An approximately linear relationship was observed between Infinium 450K and RRBS data, which was stable across samples. The raw β values were compared with the RRBS data with Nreads ≥ 4. An approximately linear relationship was observed significant in both Spearman and Pearson correlations (Fig. 4A). The slope of the fitted line was 0.83. A similar relationship was observed across all the seven samples studied independently (Table 1). We are aware that neither Pearson’s nor Spearman correlation statistics are appropriate for this data and results could be misleading. The former assumes a joint normal distribution24 an assumption that is obviously violated by our data (Fig. 3) and so probably overestimates the correlation. The latter is sensitive to tied values in the data,25 which is a feature of the “spiky” distribution of RRBS data and so probably underestimates the correlation. Also, both methods explicitly assume a linear relationship between the two variables. To examine the putatively nonlinear dependency between Infinium 450K and RRBS data we applied maximal information coefficient (MIC) is a newly proposed method for discovering nonlinear dependency in biological data sets.13 The MIC (strength) value lies between 0 to 1 with a perfect deterministic relation having a value of 1, totally independent relations having a value of 0 while noisy relations lie somewhere in between. The strength of the interdependency between RRBS (Nreads ≥ 4) and the Infinium 450K data are 0.81. Maximum information coefficient (MIC) methodology does not assume a joint normal distribution or rank the data points, however the power and robustness under different n of the method is under debate.14

graphic file with name epi-7-1173-g4.jpg

Figure 4. The concordance of Raw Infinium 450K data vs. RRBS data (A) A scatter plot of % methylation values from RRBS (x-axis) and % methylation values from Infinium 450K (y-axis) over a density cloud. Density cloud is generated by the smoothed two-dimensional histogram using 50 equally spaced bins in both directions. A random selection of 2000 data from type I probes is plotted as red dots and another random selection of 2000 data from type II probes is plotted as blue dots. (B) Bland-Altman plot for raw Infinium data compared with RRBS Nreads ≥ 4. Average % methylation at each CpG from both methods is on the x-axis. Difference in % at each CpG over the two methods is on the y-axis. Data from Type I assays is shown in red, type II is shown in blue.

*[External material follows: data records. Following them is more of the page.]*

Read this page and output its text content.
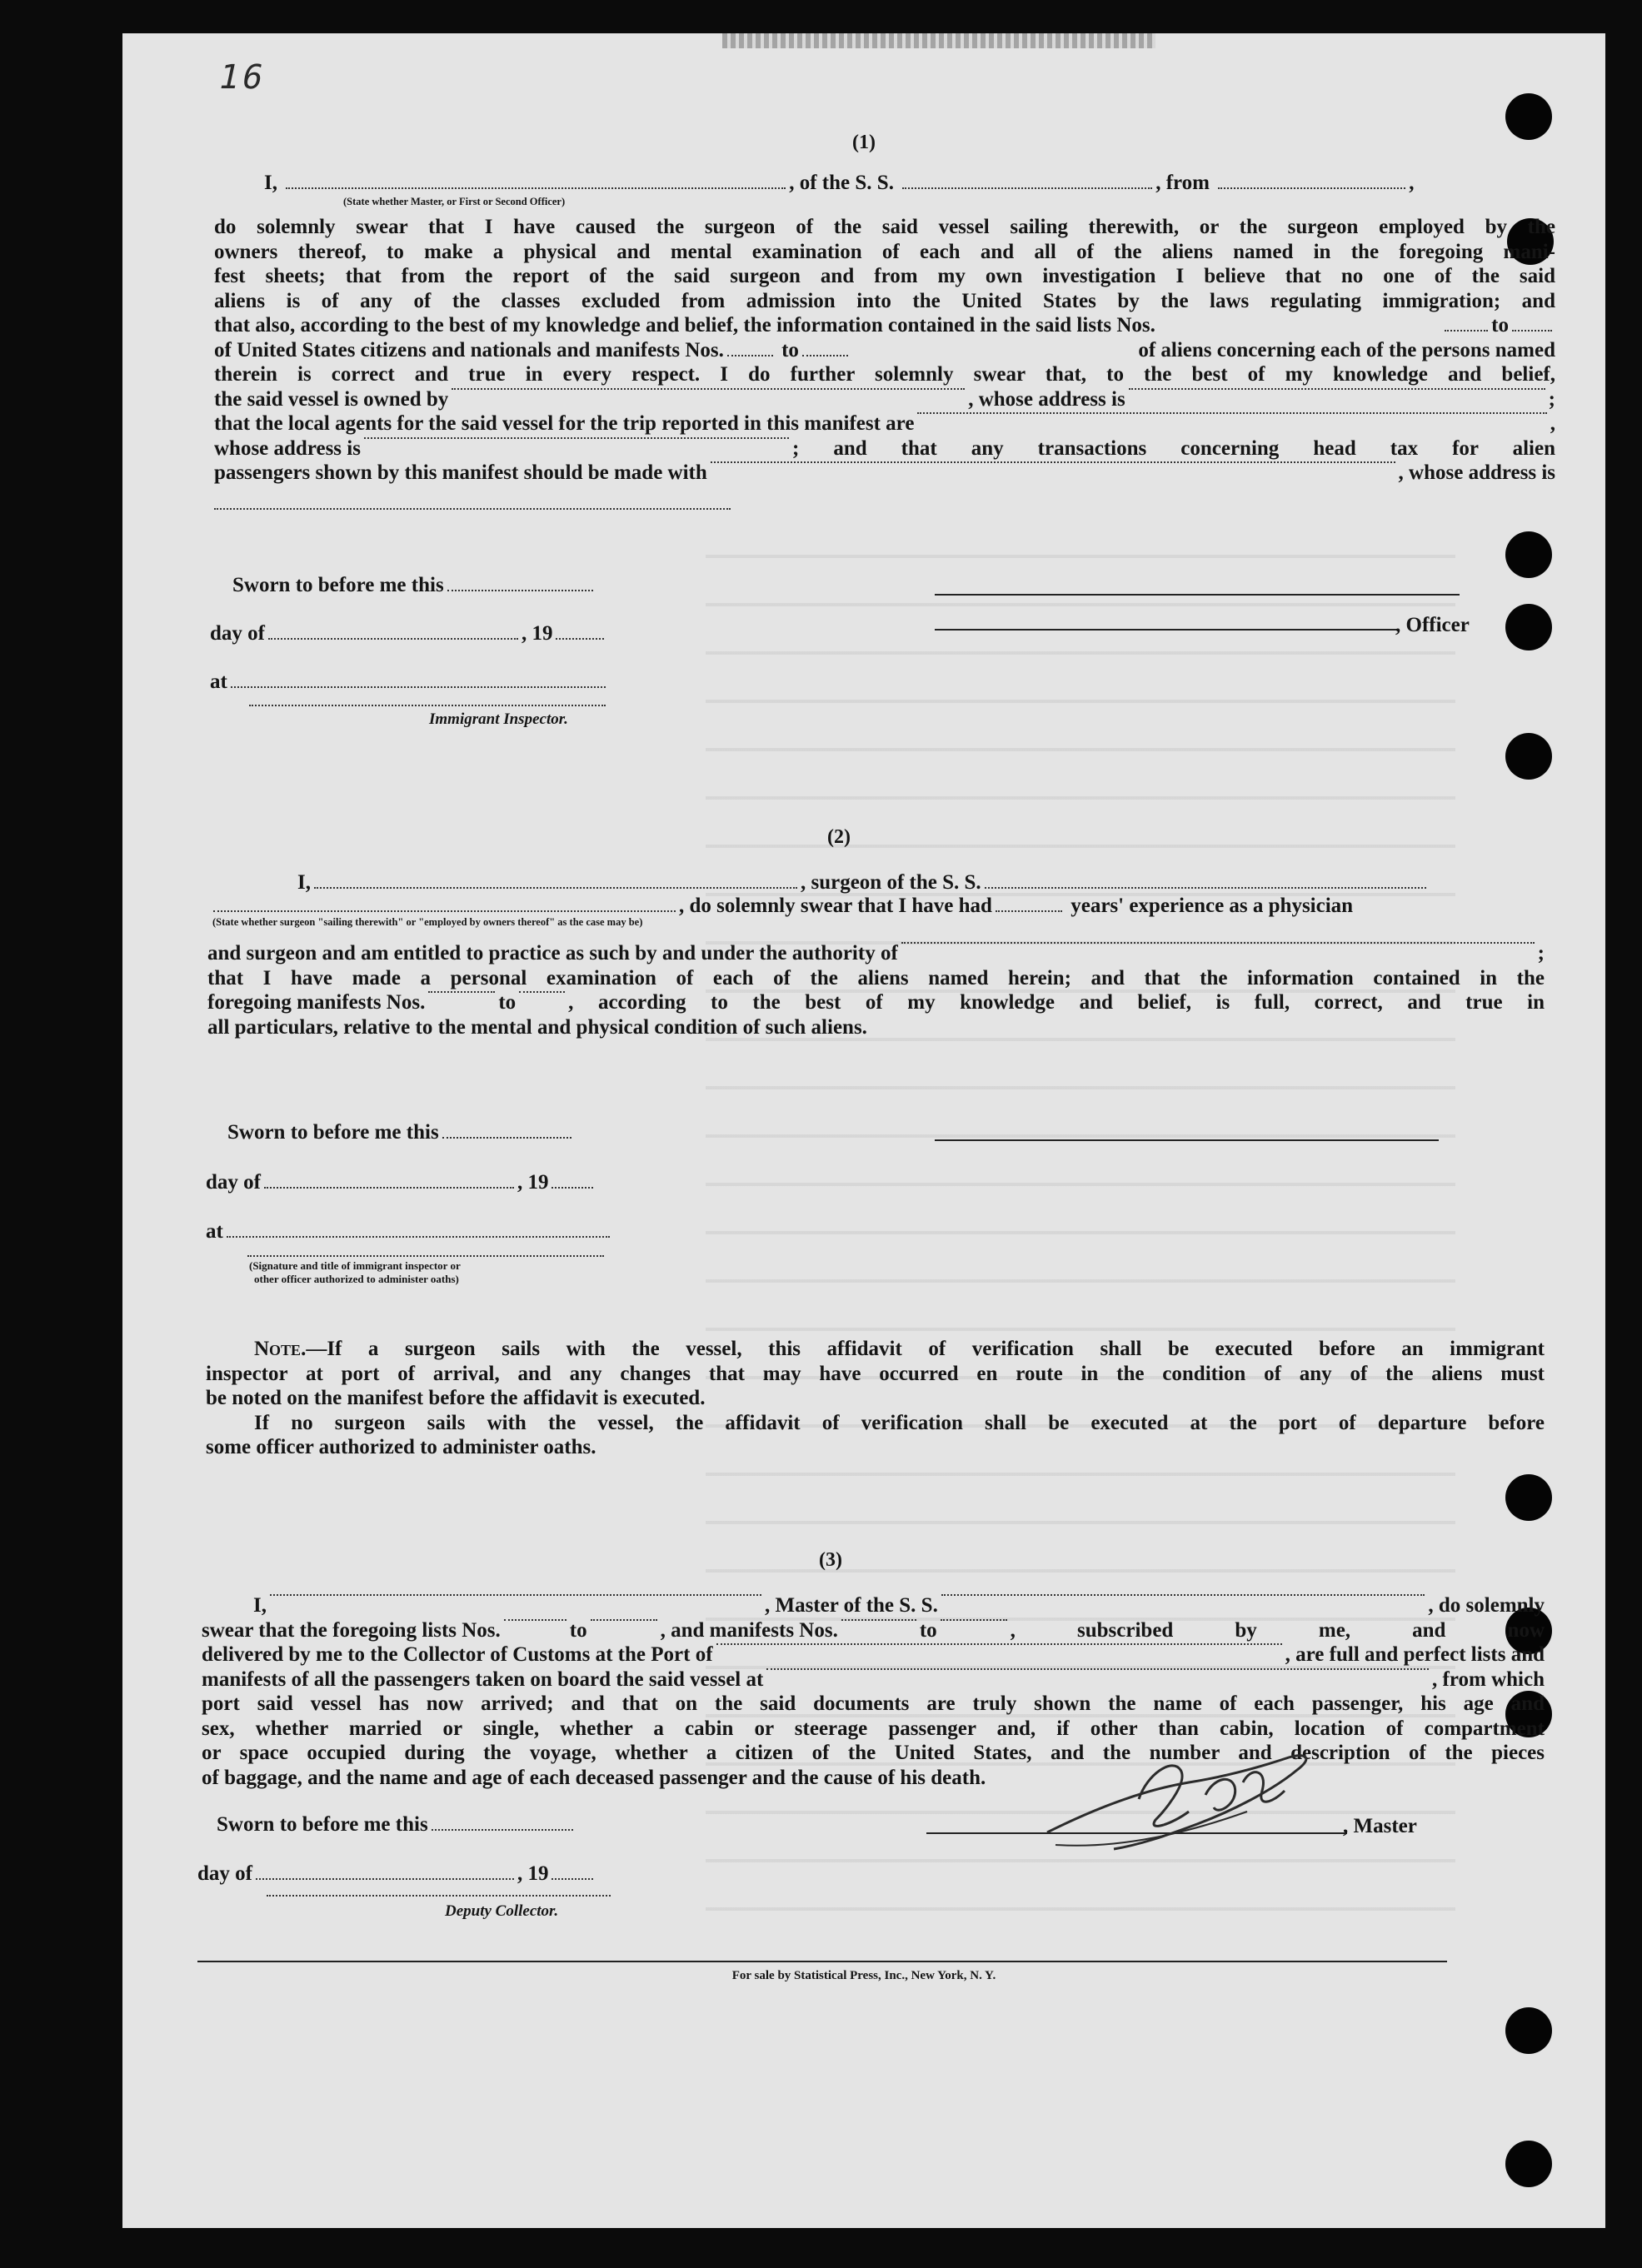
16
(1)
I,	, of the S. S.	, from	,
(State whether Master, or First or Second Officer)
do solemnly swear that I have caused the surgeon of the said vessel sailing therewith, or the surgeon employed by the
owners thereof, to make a physical and mental examination of each and all of the aliens named in the foregoing mani-
fest sheets; that from the report of the said surgeon and from my own investigation I believe that no one of the said
aliens is of any of the classes excluded from admission into the United States by the laws regulating immigration; and
that also, according to the best of my knowledge and belief, the information contained in the said lists Nos.	to
of United States citizens and nationals and manifests Nos.	to	of aliens concerning each of the persons named
therein is correct and true in every respect. I do further solemnly swear that, to the best of my knowledge and belief,
the said vessel is owned by	, whose address is	;
that the local agents for the said vessel for the trip reported in this manifest are	,
whose address is	; and that any transactions concerning head tax for alien
passengers shown by this manifest should be made with	, whose address is
Sworn to before me this
day of	, 19	, Officer
at
Immigrant Inspector.
(2)
I,	, surgeon of the S. S.
, do solemnly swear that I have had	years' experience as a physician
(State whether surgeon "sailing therewith" or "employed by owners thereof" as the case may be)
and surgeon and am entitled to practice as such by and under the authority of	;
that I have made a personal examination of each of the aliens named herein; and that the information contained in the
foregoing manifests Nos.	to	, according to the best of my knowledge and belief, is full, correct, and true in
all particulars, relative to the mental and physical condition of such aliens.
Sworn to before me this
day of	, 19
at
(Signature and title of immigrant inspector or
other officer authorized to administer oaths)
Note.—If a surgeon sails with the vessel, this affidavit of verification shall be executed before an immigrant
inspector at port of arrival, and any changes that may have occurred en route in the condition of any of the aliens must
be noted on the manifest before the affidavit is executed.
If no surgeon sails with the vessel, the affidavit of verification shall be executed at the port of departure before
some officer authorized to administer oaths.
(3)
I,	, Master of the S. S.	, do solemnly
swear that the foregoing lists Nos.	to	, and manifests Nos.	to	, subscribed by me, and now
delivered by me to the Collector of Customs at the Port of	, are full and perfect lists and
manifests of all the passengers taken on board the said vessel at	, from which
port said vessel has now arrived; and that on the said documents are truly shown the name of each passenger, his age and
sex, whether married or single, whether a cabin or steerage passenger and, if other than cabin, location of compartment
or space occupied during the voyage, whether a citizen of the United States, and the number and description of the pieces
of baggage, and the name and age of each deceased passenger and the cause of his death.
Sworn to before me this	, Master
day of	, 19
Deputy Collector.
For sale by Statistical Press, Inc., New York, N. Y.
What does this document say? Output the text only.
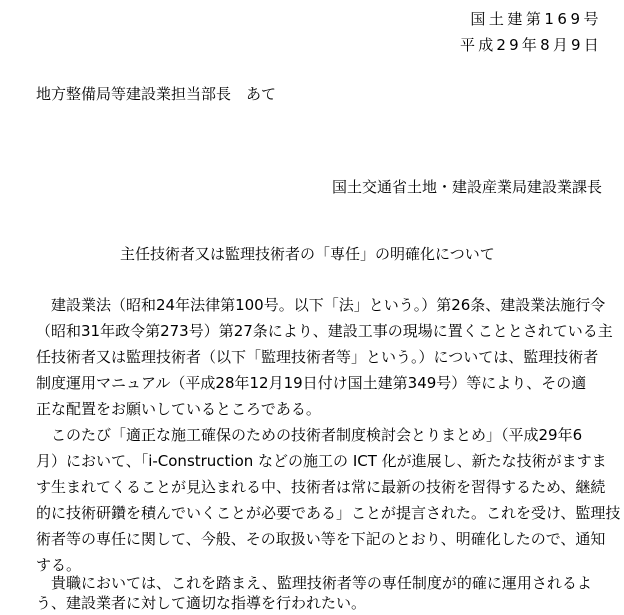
国土建第169号
平成29年8月9日
地方整備局等建設業担当部長　あて
国土交通省土地・建設産業局建設業課長
主任技術者又は監理技術者の「専任」の明確化について
建設業法（昭和24年法律第100号。以下「法」という。）第26条、建設業法施行令
（昭和31年政令第273号）第27条により、建設工事の現場に置くこととされている主
任技術者又は監理技術者（以下「監理技術者等」という。）については、監理技術者
制度運用マニュアル（平成28年12月19日付け国土建第349号）等により、その適
正な配置をお願いしているところである。
このたび「適正な施工確保のための技術者制度検討会とりまとめ」（平成29年6
月）において、「i-Construction などの施工の ICT 化が進展し、新たな技術がますま
す生まれてくることが見込まれる中、技術者は常に最新の技術を習得するため、継続
的に技術研鑽を積んでいくことが必要である」ことが提言された。これを受け、監理技
術者等の専任に関して、今般、その取扱い等を下記のとおり、明確化したので、通知
する。
貴職においては、これを踏まえ、監理技術者等の専任制度が的確に運用されるよ
う、建設業者に対して適切な指導を行われたい。
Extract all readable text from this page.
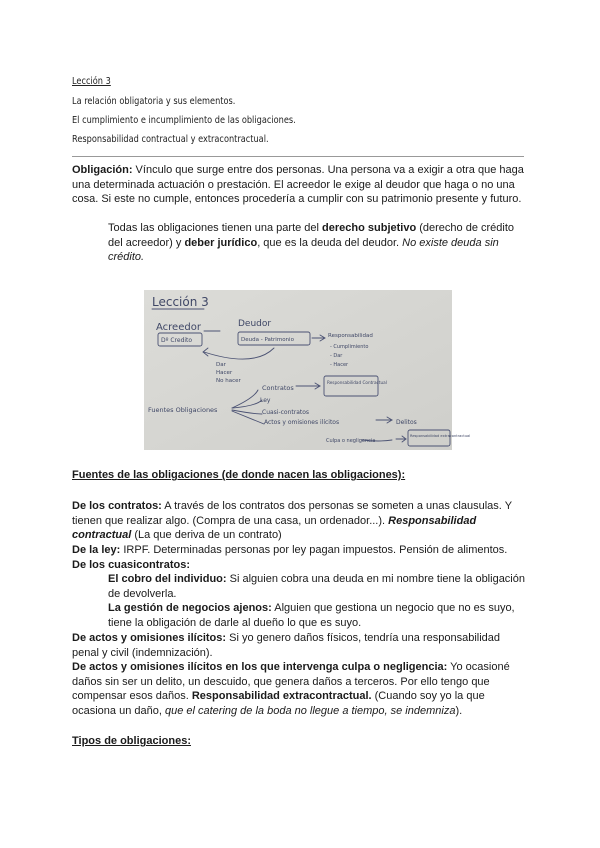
Lección 3
La relación obligatoria y sus elementos.
El cumplimiento e incumplimiento de las obligaciones.
Responsabilidad contractual y extracontractual.
Obligación: Vínculo que surge entre dos personas. Una persona va a exigir a otra que haga una determinada actuación o prestación. El acreedor le exige al deudor que haga o no una cosa. Si este no cumple, entonces procedería a cumplir con su patrimonio presente y futuro.
Todas las obligaciones tienen una parte del derecho subjetivo (derecho de crédito del acreedor) y deber jurídico, que es la deuda del deudor. No existe deuda sin crédito.
Lección 3
Acreedor	Deudor
Dº Credito	Deuda - Patrimonio
Responsabilidad
- Cumplimiento
- Dar
- Hacer
Dar
Hacer
No hacer
Fuentes Obligaciones
Contratos
Ley
Cuasi-contratos
Actos y omisiones ilícitos	Delitos
Culpa o negligencia
Responsabilidad Contractual
Responsabilidad extracontractual
Fuentes de las obligaciones (de donde nacen las obligaciones):
De los contratos: A través de los contratos dos personas se someten a unas clausulas. Y tienen que realizar algo. (Compra de una casa, un ordenador...). Responsabilidad contractual (La que deriva de un contrato)
De la ley: IRPF. Determinadas personas por ley pagan impuestos. Pensión de alimentos.
De los cuasicontratos:
El cobro del individuo: Si alguien cobra una deuda en mi nombre tiene la obligación de devolverla.
La gestión de negocios ajenos: Alguien que gestiona un negocio que no es suyo, tiene la obligación de darle al dueño lo que es suyo.
De actos y omisiones ilícitos: Si yo genero daños físicos, tendría una responsabilidad penal y civil (indemnización).
De actos y omisiones ilícitos en los que intervenga culpa o negligencia: Yo ocasioné daños sin ser un delito, un descuido, que genera daños a terceros. Por ello tengo que compensar esos daños. Responsabilidad extracontractual. (Cuando soy yo la que ocasiona un daño, que el catering de la boda no llegue a tiempo, se indemniza).
Tipos de obligaciones:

As an alternative method to quantify agreement between the methylome measures, Bland-Altman plots (difference between the two methods plotted against the mean values from both methods)15 were produced. Figure 4B showed greater discordance at intermediate methylation levels i.e. 20–80%, an observation also made by Roessler et al.10 Also noticeable in the plots is an upward trend in the type II assay values suggestive of divergence at high methylation values.

Processing of Infinium 450K data by novel proposed pipeline, produces a step-wise improvement in agreement with RRBS. Infinium 450K data was signal extracted for .idat files to non-normalized data in GenomeStudioTM. To correct color imbalance, values were normalized to values from control probes and background subtracted (script available in Supplemental material). After these intra-sample normalization procedures, M-values (logit transformation)16 were calculated. The type II M-value range was fitted to the type I range as suggested by Dedeurwaerder et al.6 and coded in R (script available in Supplemental material and submitted to Bioconductor). β-values were then calculated. Finally inter-sample normalization was performed by quantile normalization. The concordance of the processed Infinium 450K data with RRBS was still significant (Table 2) but now the fitted line had an improved slope of 0.93 (Fig. 5A) and the Bland-Altman plot (Fig. 5B) showed that the upward trend for the type II assay datapoints no longer exists and now overlays the type I assay 
data.

Table 2. Number of CpG % methylation values showing agreement within 5%, 10% and 20% ranges, between Infinium 450K and RRBS (Nreads ≥ 4) data, at different levels of Infinium processing.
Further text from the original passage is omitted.